Tuesday, September 28, 2021

"Deep Learning’s Diminishing Returns: The cost of improvement is becoming unsustainable."

A major piece from IEEESpectrum, September 24:

Deep learning is now being used to translate between languages, predict how proteins fold, analyze medical scans, and play games as complex as Go, to name just a few applications of a technique that is now becoming pervasive. Success in those and other realms has brought this machine-learning technique from obscurity in the early 2000s to dominance today.

Although deep learning's rise to fame is relatively recent, its origins are not. In 1958, back when mainframe computers filled rooms and ran on vacuum tubes, knowledge of the interconnections between neurons in the brain inspired Frank Rosenblatt at Cornell to design the first artificial neural network, which he presciently described as a "pattern-recognizing device." But Rosenblatt's ambitions outpaced the capabilities of his era—and he knew it. Even his inaugural paper was forced to acknowledge the voracious appetite of neural networks for computational power, bemoaning that "as the number of connections in the network increases...the burden on a conventional digital computer soon becomes excessive."

This article is part of our special report on AI, “The Great AI Reckoning.”

Fortunately for such artificial neural networks—later rechristened "deep learning" when they included extra layers of neurons—decades of Moore's Law and other improvements in computer hardware yielded a roughly 10-million-fold increase in the number of computations that a computer could do in a second. So when researchers returned to deep learning in the late 2000s, they wielded tools equal to the challenge.

These more-powerful computers made it possible to construct networks with vastly more connections and neurons and hence greater ability to model complex phenomena. Researchers used that ability to break record after record as they applied deep learning to new tasks.

While deep learning's rise may have been meteoric, its future may be bumpy. Like Rosenblatt before them, today's deep-learning researchers are nearing the frontier of what their tools can achieve. To understand why this will reshape machine learning, you must first understand why deep learning has been so successful and what it costs to keep it that way.

Deep learning is a modern incarnation of the long-running trend in artificial intelligence that has been moving from streamlined systems based on expert knowledge toward flexible statistical models. Early AI systems were rule based, applying logic and expert knowledge to derive results. Later systems incorporated learning to set their adjustable parameters, but these were usually few in number.

Today's neural networks also learn parameter values, but those parameters are part of such flexible computer models that—if they are big enough—they become universal function approximators, meaning they can fit any type of data. This unlimited flexibility is the reason why deep learning can be applied to so many different domains.

The flexibility of neural networks comes from taking the many inputs to the model and having the network combine them in myriad ways. This means the outputs won't be the result of applying simple formulas but instead immensely complicated ones.

For example, when the cutting-edge image-recognition system Noisy Student converts the pixel values of an image into probabilities for what the object in that image is, it does so using a network with 480 million parameters. The training to ascertain the values of such a large number of parameters is even more remarkable because it was done with only 1.2 million labeled images—which may understandably confuse those of us who remember from high school algebra that we are supposed to have more equations than unknowns. Breaking that rule turns out to be the key.

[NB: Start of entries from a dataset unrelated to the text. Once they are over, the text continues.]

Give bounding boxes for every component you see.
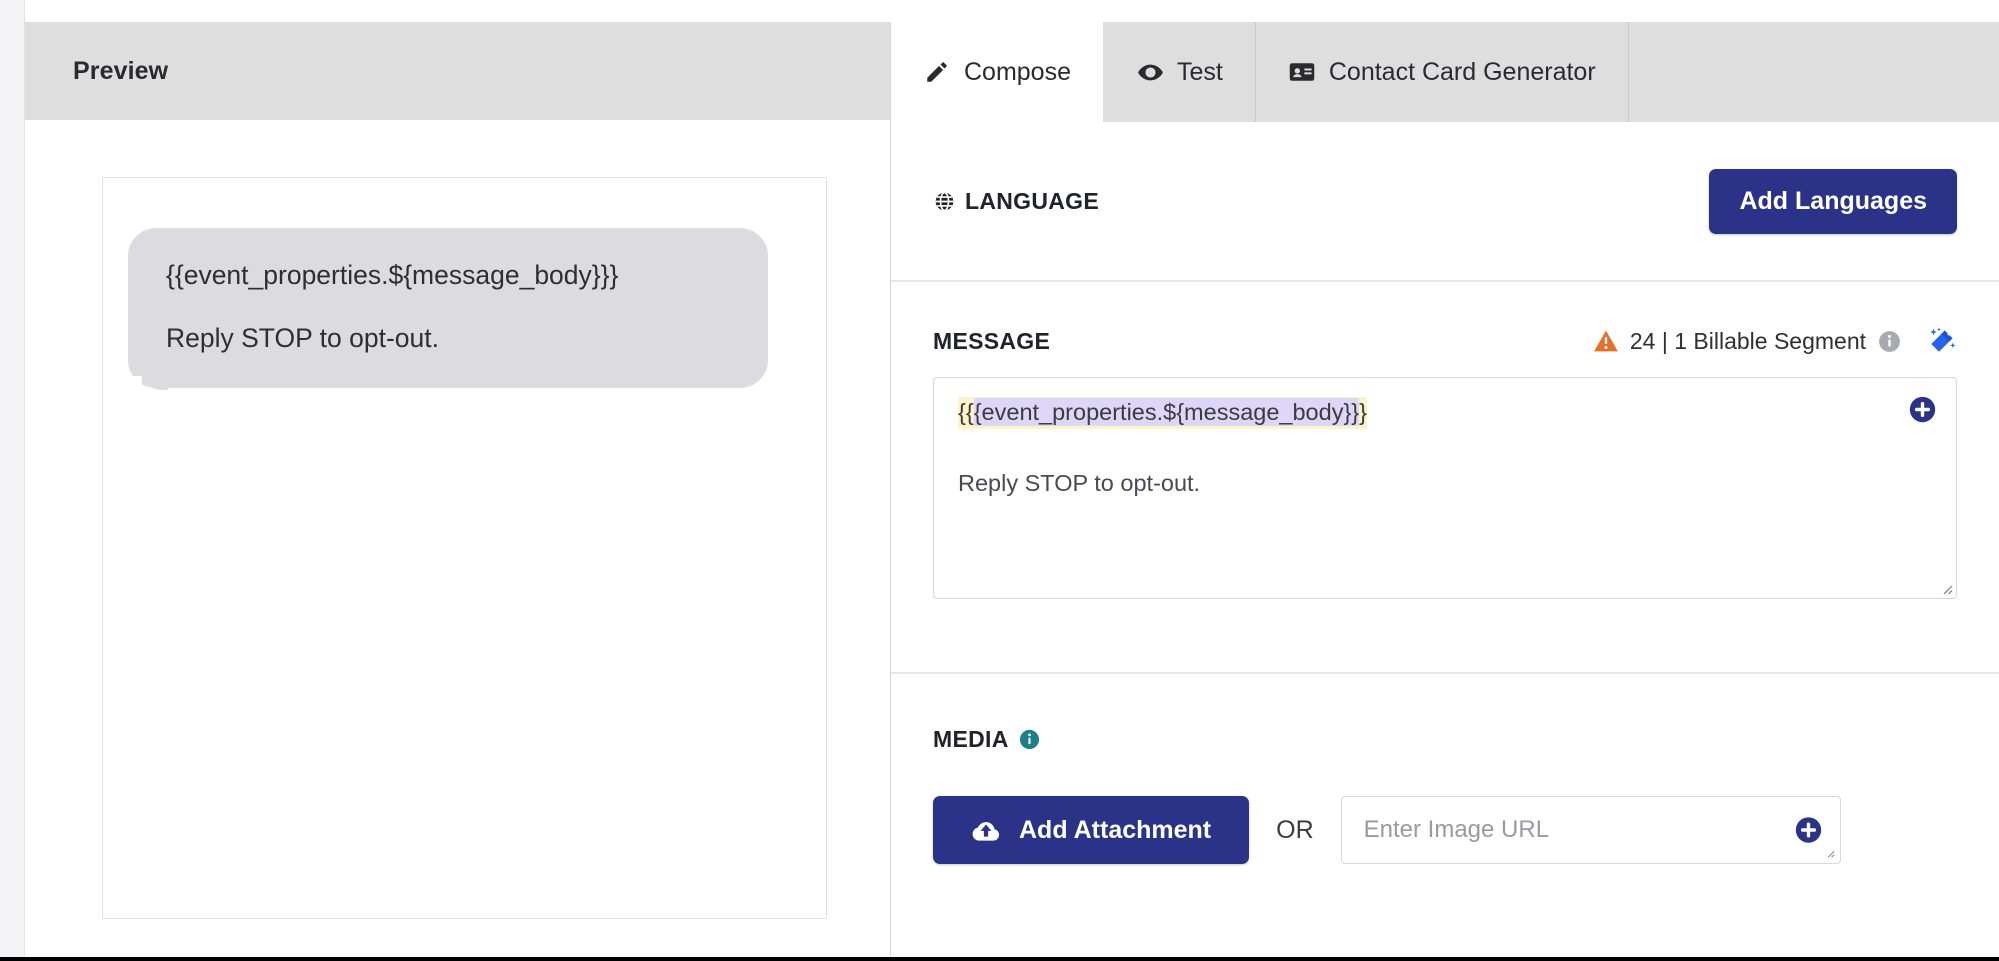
url-field-resize-handle[interactable]: [1822, 845, 1838, 861]
tab-compose[interactable]: Compose: [891, 22, 1104, 122]
or-separator-label: OR: [1276, 816, 1314, 845]
token-prefix: {{: [958, 399, 974, 425]
language-section: LANGUAGE Add Languages: [891, 122, 1999, 282]
tab-bar-filler: [1629, 22, 1999, 122]
add-languages-button[interactable]: Add Languages: [1709, 169, 1957, 234]
tab-contact-card-generator-label: Contact Card Generator: [1329, 58, 1596, 87]
top-strip: [25, 0, 1999, 22]
preview-message-bubble-wrapper: {{event_properties.${message_body}}} Rep…: [128, 228, 768, 388]
message-meta-group: 24 | 1 Billable Segment: [1593, 326, 1957, 356]
language-label: LANGUAGE: [965, 188, 1099, 215]
message-label: MESSAGE: [933, 328, 1050, 355]
preview-panel: Preview {{event_properties.${message_bod…: [25, 22, 890, 957]
compose-panel: Compose Test: [890, 22, 1999, 957]
language-section-header: LANGUAGE Add Languages: [933, 169, 1957, 234]
globe-icon: [933, 190, 956, 213]
bubble-line-template-variable: {{event_properties.${message_body}}}: [166, 261, 732, 291]
bubble-tail-icon: [128, 376, 168, 402]
message-body-textarea[interactable]: {{{event_properties.${message_body}}} Re…: [933, 377, 1957, 599]
message-section-header: MESSAGE 24 | 1 Billable Segment: [933, 326, 1957, 356]
image-url-input[interactable]: [1362, 815, 1778, 845]
preview-body: {{event_properties.${message_body}}} Rep…: [25, 120, 890, 957]
plus-circle-icon-message[interactable]: [1908, 395, 1937, 424]
upload-cloud-icon: [971, 817, 1001, 843]
add-attachment-button[interactable]: Add Attachment: [933, 796, 1249, 864]
message-section: MESSAGE 24 | 1 Billable Segment: [891, 282, 1999, 674]
media-row: Add Attachment OR: [933, 796, 1957, 864]
language-label-group: LANGUAGE: [933, 188, 1099, 215]
tab-bar: Compose Test: [891, 22, 1999, 122]
token-inner: {event_properties.${message_body}}: [974, 398, 1359, 426]
template-token-highlight: {{{event_properties.${message_body}}}: [958, 397, 1367, 429]
preview-card: {{event_properties.${message_body}}} Rep…: [102, 177, 827, 919]
contact-card-icon: [1288, 58, 1316, 86]
plus-circle-icon-media[interactable]: [1794, 816, 1823, 845]
page-title: Preview: [73, 57, 168, 86]
media-section: MEDIA Add: [891, 674, 1999, 956]
left-gutter: [0, 0, 25, 957]
eye-icon: [1136, 58, 1164, 86]
media-label-group: MEDIA: [933, 726, 1957, 753]
compose-message-screen: Preview {{event_properties.${message_bod…: [0, 0, 1999, 961]
tab-test-label: Test: [1177, 58, 1223, 87]
bubble-line-optout: Reply STOP to opt-out.: [166, 324, 732, 354]
tab-test[interactable]: Test: [1104, 22, 1256, 122]
message-label-group: MESSAGE: [933, 328, 1050, 355]
warning-triangle-icon: [1593, 329, 1619, 353]
token-suffix: }: [1359, 399, 1367, 425]
textarea-resize-handle[interactable]: [1938, 580, 1954, 596]
info-circle-teal-icon[interactable]: [1018, 728, 1041, 751]
billable-segment-text: 24 | 1 Billable Segment: [1630, 328, 1866, 355]
message-body-line2: Reply STOP to opt-out.: [958, 470, 1932, 497]
tab-contact-card-generator[interactable]: Contact Card Generator: [1256, 22, 1629, 122]
preview-header: Preview: [25, 22, 890, 120]
info-circle-icon[interactable]: [1877, 329, 1902, 354]
message-body-line1: {{{event_properties.${message_body}}}: [958, 397, 1932, 429]
tab-compose-label: Compose: [964, 58, 1071, 87]
magic-wand-icon[interactable]: [1927, 326, 1957, 356]
preview-message-bubble: {{event_properties.${message_body}}} Rep…: [128, 228, 768, 388]
add-attachment-label: Add Attachment: [1019, 816, 1211, 845]
media-label: MEDIA: [933, 726, 1009, 753]
image-url-field[interactable]: [1341, 796, 1841, 864]
pencil-icon: [923, 58, 951, 86]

Deep-learning models are overparameterized, which is to say they have more parameters than there are data points available for training. Classically, this would lead to overfitting, where the model not only learns general trends but also the random vagaries of the data it was trained on. Deep learning avoids this trap by initializing the parameters randomly and then iteratively adjusting sets of them to better fit the data using a method called stochastic gradient descent. Surprisingly, this procedure has been proven to ensure that the learned model generalizes well.

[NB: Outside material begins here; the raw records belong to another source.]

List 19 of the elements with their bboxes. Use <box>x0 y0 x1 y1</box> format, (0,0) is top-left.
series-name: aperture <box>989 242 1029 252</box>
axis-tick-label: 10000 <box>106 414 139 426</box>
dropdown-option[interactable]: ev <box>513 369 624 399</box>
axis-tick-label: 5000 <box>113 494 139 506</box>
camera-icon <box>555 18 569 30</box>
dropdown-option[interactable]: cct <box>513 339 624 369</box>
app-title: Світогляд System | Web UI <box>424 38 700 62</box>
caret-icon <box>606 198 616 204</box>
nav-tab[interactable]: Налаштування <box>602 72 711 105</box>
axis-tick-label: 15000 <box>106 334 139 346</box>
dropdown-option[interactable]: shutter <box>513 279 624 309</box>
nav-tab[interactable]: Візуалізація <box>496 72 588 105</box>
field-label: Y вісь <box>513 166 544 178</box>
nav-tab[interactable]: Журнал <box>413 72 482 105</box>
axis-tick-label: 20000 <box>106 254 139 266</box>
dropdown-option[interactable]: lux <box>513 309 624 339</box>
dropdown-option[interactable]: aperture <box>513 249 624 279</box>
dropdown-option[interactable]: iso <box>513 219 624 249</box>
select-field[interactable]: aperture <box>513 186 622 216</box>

The success of flexible deep-learning models can be seen in machine translation. For decades, software has been used to translate text from one language to another. Early approaches to this problem used rules designed by grammar experts. But as more textual data became available in specific languages, statistical approaches—ones that go by such esoteric names as maximum entropy, hidden Markov models, and conditional random fields—could be applied....

....MUCH MORE 

It was only seven years ago that we were posting "Deep Learning is VC Worthy

And four years ago for: 

Cracking Open the Black Box of Deep Learning

One of the spookiest features of black box artificial intelligence is that, when it is working correctly, the AI is making connections and casting probabilities that are difficult-to-impossible for human beings to intuit.
Try explaining that to your outside investors.

You start to sound, to their ears anyway, like a loony who is saying "Etaoin shrdlu, give me your money, gizzlefab, blythfornik, trust me."

See also the famous Gary Larson cartoons on how various animals hear and comprehend:
https://consciouscompanion2012.files.wordpress.com/2015/03/blahblah_gary-larson-ginger-dog-what-dogs-hear.jpg
He has one for cats as well but it's not as deep.Something about them not hearing anything.